Superfisto had struck back hard and done the unthinkable. Ken responded not by firing Chief (I’m guessing he was brilliant, and a productive attorney), but by erecting a firewall which prevented Chief from entering the Camel Club.
#Yahoo chess online play software#
Superfisto did some Googling and ended up calling “Ken”-the boss Chief often mentioned-and told him his software specialist was spending most of his billable hours every day hanging out in a chess chat room. Chief was vulnerable too, having dropped plenty of hints in his unfiltered ramblings as to which law firm he worked at in Nevada. Although Superfisto appeared to be on the ropes, he had plenty of fight left. He was drifting in post-college life, and was desperate to join the Army. He’d asserted his dominance by playing rough, and Superfisto was stung. He was able to identify Superfisto's Army recruiter (he was in the process of enlisting) by info he'd revealed online.Ĭhief had quickly scored an effective one-two combination on his adversary.
He then called mom and spilled some good dirt on him. He’d mentioned several times that his mother was a professor at UC-Riverside, so Chief went to the school's website where all faculty members had photos posted and identified his mother by her obvious resemblance to Superfisto. Superfisto posted a number of photos of himself for all to admire, which turned out to be a key strategic error. They started looking for ways to hurt each other. Superfisto was very tight with Chief when I first started, but their friendship eventually went sour and things spiraled out of control, fuelled by their mutual egotism and combativeness. When I found out he was a recent college grad, working at Blockbuster and living with his mother, I blunted his assaults, dubbing him "Blockbuster boy," and then "Eddie Munster," owing to his widow's peak.
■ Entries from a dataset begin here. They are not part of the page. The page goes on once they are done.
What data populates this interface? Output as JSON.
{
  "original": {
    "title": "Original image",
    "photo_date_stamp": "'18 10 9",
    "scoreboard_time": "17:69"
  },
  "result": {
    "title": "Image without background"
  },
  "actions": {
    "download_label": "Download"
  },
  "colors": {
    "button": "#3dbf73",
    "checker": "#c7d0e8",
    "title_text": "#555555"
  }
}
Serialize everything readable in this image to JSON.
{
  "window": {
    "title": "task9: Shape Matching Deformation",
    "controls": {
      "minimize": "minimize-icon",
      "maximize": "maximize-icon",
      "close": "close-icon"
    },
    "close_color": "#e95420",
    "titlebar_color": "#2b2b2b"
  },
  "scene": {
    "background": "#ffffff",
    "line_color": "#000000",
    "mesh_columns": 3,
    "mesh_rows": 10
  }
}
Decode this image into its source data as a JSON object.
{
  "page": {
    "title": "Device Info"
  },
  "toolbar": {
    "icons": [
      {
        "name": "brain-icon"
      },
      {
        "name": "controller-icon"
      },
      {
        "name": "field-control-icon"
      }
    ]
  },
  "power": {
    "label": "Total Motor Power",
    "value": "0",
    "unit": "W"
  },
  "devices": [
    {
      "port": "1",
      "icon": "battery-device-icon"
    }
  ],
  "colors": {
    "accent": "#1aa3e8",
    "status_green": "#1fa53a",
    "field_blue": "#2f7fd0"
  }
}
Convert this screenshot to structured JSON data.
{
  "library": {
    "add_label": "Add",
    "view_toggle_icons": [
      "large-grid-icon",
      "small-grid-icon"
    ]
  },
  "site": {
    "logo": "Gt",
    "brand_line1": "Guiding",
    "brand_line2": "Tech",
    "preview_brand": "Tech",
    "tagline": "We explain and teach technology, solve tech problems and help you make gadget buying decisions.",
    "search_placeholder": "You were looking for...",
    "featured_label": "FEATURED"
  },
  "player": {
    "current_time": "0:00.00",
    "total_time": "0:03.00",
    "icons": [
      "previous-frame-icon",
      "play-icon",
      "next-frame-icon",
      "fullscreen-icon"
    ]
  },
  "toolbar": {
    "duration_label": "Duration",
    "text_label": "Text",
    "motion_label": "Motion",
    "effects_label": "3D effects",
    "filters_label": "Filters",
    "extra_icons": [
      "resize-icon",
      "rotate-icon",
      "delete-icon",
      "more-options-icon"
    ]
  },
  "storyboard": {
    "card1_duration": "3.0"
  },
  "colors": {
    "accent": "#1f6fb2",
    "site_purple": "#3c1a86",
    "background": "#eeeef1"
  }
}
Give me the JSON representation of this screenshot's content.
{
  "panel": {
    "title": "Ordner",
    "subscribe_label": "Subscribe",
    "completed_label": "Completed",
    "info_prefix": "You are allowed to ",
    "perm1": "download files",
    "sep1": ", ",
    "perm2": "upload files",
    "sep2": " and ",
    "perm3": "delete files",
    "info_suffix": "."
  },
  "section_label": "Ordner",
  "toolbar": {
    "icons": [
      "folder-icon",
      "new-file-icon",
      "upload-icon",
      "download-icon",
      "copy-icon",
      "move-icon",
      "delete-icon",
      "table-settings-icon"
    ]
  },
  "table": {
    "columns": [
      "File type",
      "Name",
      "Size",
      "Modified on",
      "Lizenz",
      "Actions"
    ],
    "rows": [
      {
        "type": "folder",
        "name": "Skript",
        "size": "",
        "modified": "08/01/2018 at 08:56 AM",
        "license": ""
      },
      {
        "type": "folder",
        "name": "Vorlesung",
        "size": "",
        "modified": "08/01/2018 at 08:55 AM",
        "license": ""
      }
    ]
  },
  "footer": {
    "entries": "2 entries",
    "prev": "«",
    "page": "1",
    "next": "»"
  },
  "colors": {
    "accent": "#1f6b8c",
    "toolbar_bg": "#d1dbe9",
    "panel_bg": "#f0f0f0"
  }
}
Although I didn’t participate much in the chatting-I had no status-Superfisto attacked me when I did. Superfisto loved bragging about his good looks (unlike Chief, who claimed to be fat) and sexual and physical prowess. The other alpha male of Camel Club was the vain and egotistic “Superfisto,” a skilled chess player and avid chat room pugilist. Stuff like his wife getting busted for shoplifting, fights with his boss, and numerous sexual conquests. He was a novelist's dream, typing away like Jack Kerouac on Benzedrine, sharing details of his private life. Somehow Chief found time during his workday to type hundreds and hundreds of words in the chatroom. I always speculated that he learned to play this "jailhouse chess" at some juvie facility back in California in his teens but, despite his mediocrity at the game, he was still able to dominate Camel Club with the force of his personality. He was what chess players derisively call a “pawn pusher,” perhaps the lowest form of chess.
Before that, he was a juvenile delinquent, and then a touring musician.
The towering figure of the chatroom was known as "Chief." Chief, a colorful individual in his mid-40s, was a lawyer specializing in software issues. And then there was Smeg, a 35-year-old pizza delivery man who could only come to Camel Club from the library because a woman he used to have phone sex with-another Camel Club regular-had gotten some hackers to fry his home computer after their estrangement.
One person cleverly called himself "Dick Johnson," and claimed to listen to one song all day long-Journey’s "Oh Sherrie." Dick's shtick was to regularly claim, with faux outrage, that he’d just been sexually harassed by his male chess opponent, quoting something inappropriate the guy had allegedly said to him. Contrary to my expectations, the chat room more closely resembled a sixth grade playground.Ĭamel Club, like any social group, had both major players and fringe characters. I started with games in the Camel Club venue, which had a chat room where I assumed chess players would spend their time discussing such matters as fianchettos, the Sicilian Defense, and queen sacrifices. I got pretty good at chess by playing online via Yahoo.